NGOs registering as foreign agents are subject to arduous quarterly financial and other checks that effectively paralyse their activities.
Those that refuse to register under the new law but are deemed to be Western money recipients are subject to stiff fines and potentially limited in their future work.
The law was passed after Putin accused the West of funding street protests that rose against his rule in the runup to his March 2012 presidential election to a third term.
Officials said that hundreds of Russian groups may be branded as foreign agents as a result.
Many -- including London-based Amnesty International and the New York-based Human Rights Watch -- have already had their offices searched by prosecutors.
The law has provoked concern in Western states and among rights groups because it came amid a wave of other legislation that critics say has put strict limits on political dissent.
The authorities have also hiked fines on those who join unsanctioned protests and launched criminal proceedings against some of the biggest leaders of the nascent anti-Putin movement.

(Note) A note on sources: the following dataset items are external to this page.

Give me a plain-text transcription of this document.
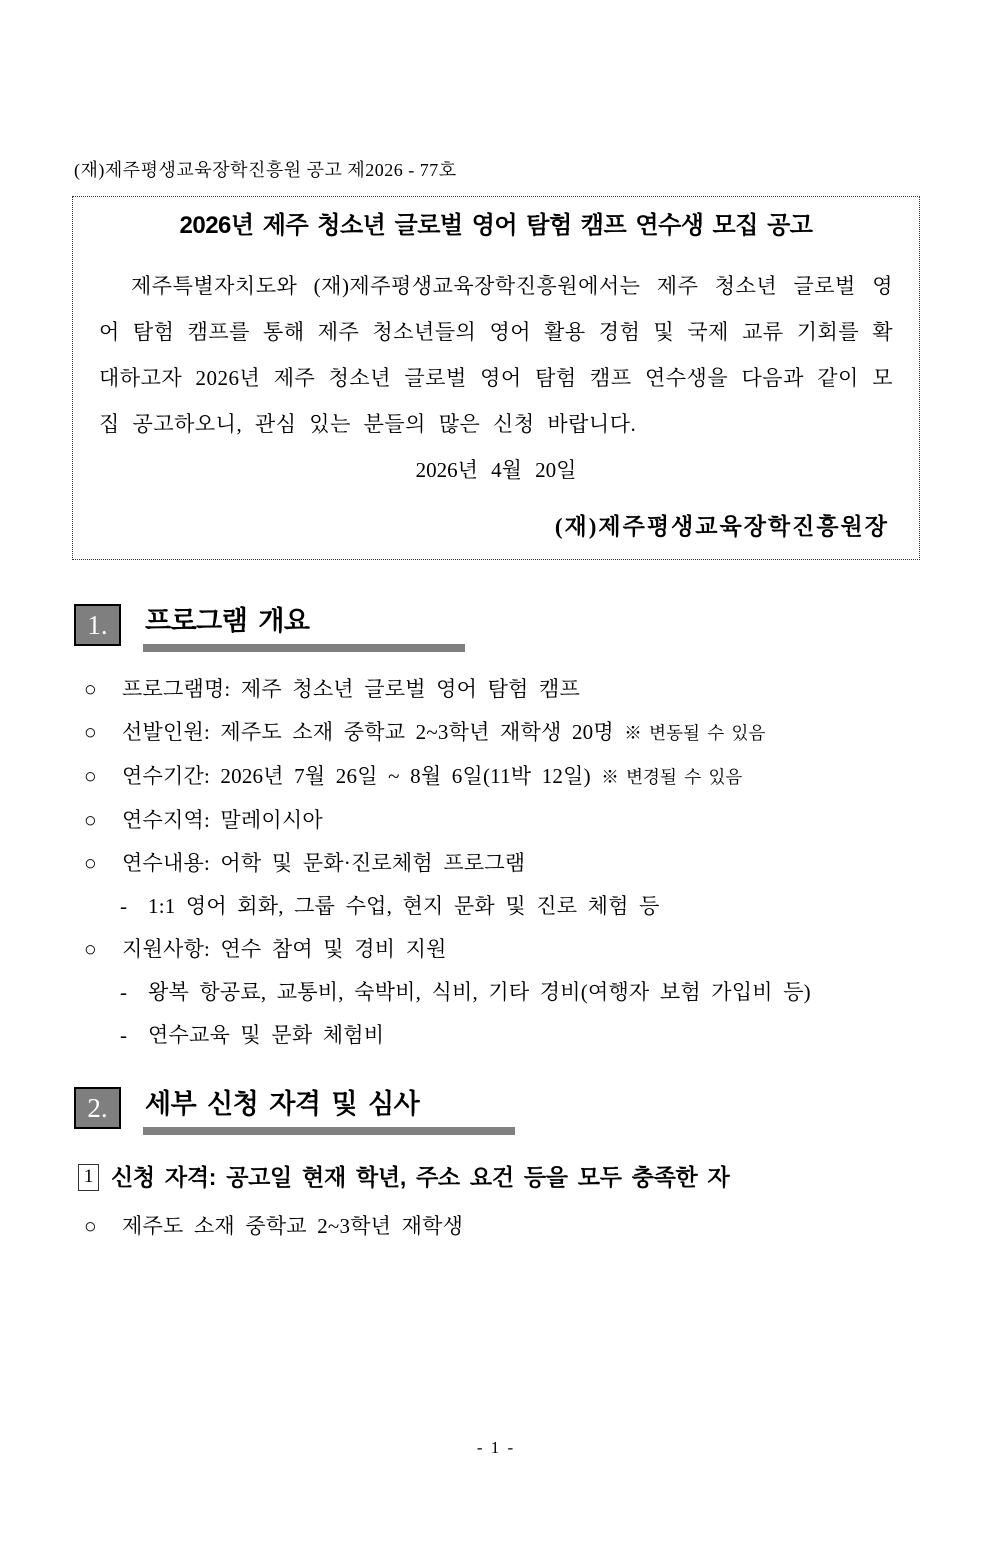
(재)제주평생교육장학진흥원 공고 제2026 - 77호
2026년 제주 청소년 글로벌 영어 탐험 캠프 연수생 모집 공고
제주특별자치도와 (재)제주평생교육장학진흥원에서는 제주 청소년 글로벌 영어 탐험 캠프를 통해 제주 청소년들의 영어 활용 경험 및 국제 교류 기회를 확대하고자 2026년 제주 청소년 글로벌 영어 탐험 캠프 연수생을 다음과 같이 모집 공고하오니, 관심 있는 분들의 많은 신청 바랍니다.
2026년 4월 20일
(재)제주평생교육장학진흥원장
1.	프로그램 개요
○ 프로그램명: 제주 청소년 글로벌 영어 탐험 캠프
○ 선발인원: 제주도 소재 중학교 2~3학년 재학생 20명 ※ 변동될 수 있음
○ 연수기간: 2026년 7월 26일 ~ 8월 6일(11박 12일) ※ 변경될 수 있음
○ 연수지역: 말레이시아
○ 연수내용: 어학 및 문화·진로체험 프로그램
- 1:1 영어 회화, 그룹 수업, 현지 문화 및 진로 체험 등
○ 지원사항: 연수 참여 및 경비 지원
- 왕복 항공료, 교통비, 숙박비, 식비, 기타 경비(여행자 보험 가입비 등)
- 연수교육 및 문화 체험비
2.	세부 신청 자격 및 심사
1 신청 자격: 공고일 현재 학년, 주소 요건 등을 모두 충족한 자
○ 제주도 소재 중학교 2~3학년 재학생
- 1 -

The Russian leader's comments came shortly after a Moscow court ruled that a pair of fines slapped on the Golos independent polling agency for refusing to register as a foreign agent were valid.
Golos had been initially singled out by the authorities for doing polling during the election cycle and then chronicling alleged voting violations during the December 2011 parliamentary and March 2012 presidential polls.
The authorities fined Golos head Liliya Shibanova 100,000 rubles ($3,150) and the organisation itself another 300,000 rubles ($9,400).
Other outfits such as the highly respected Memorial human rights group that archives the atrocities committed in the Stalin era have also refused to sign up under the law and stopped receiving Western help.
Putin did not specify how he intended to improve the legislation but defended Russia's decision to monitor rights groups.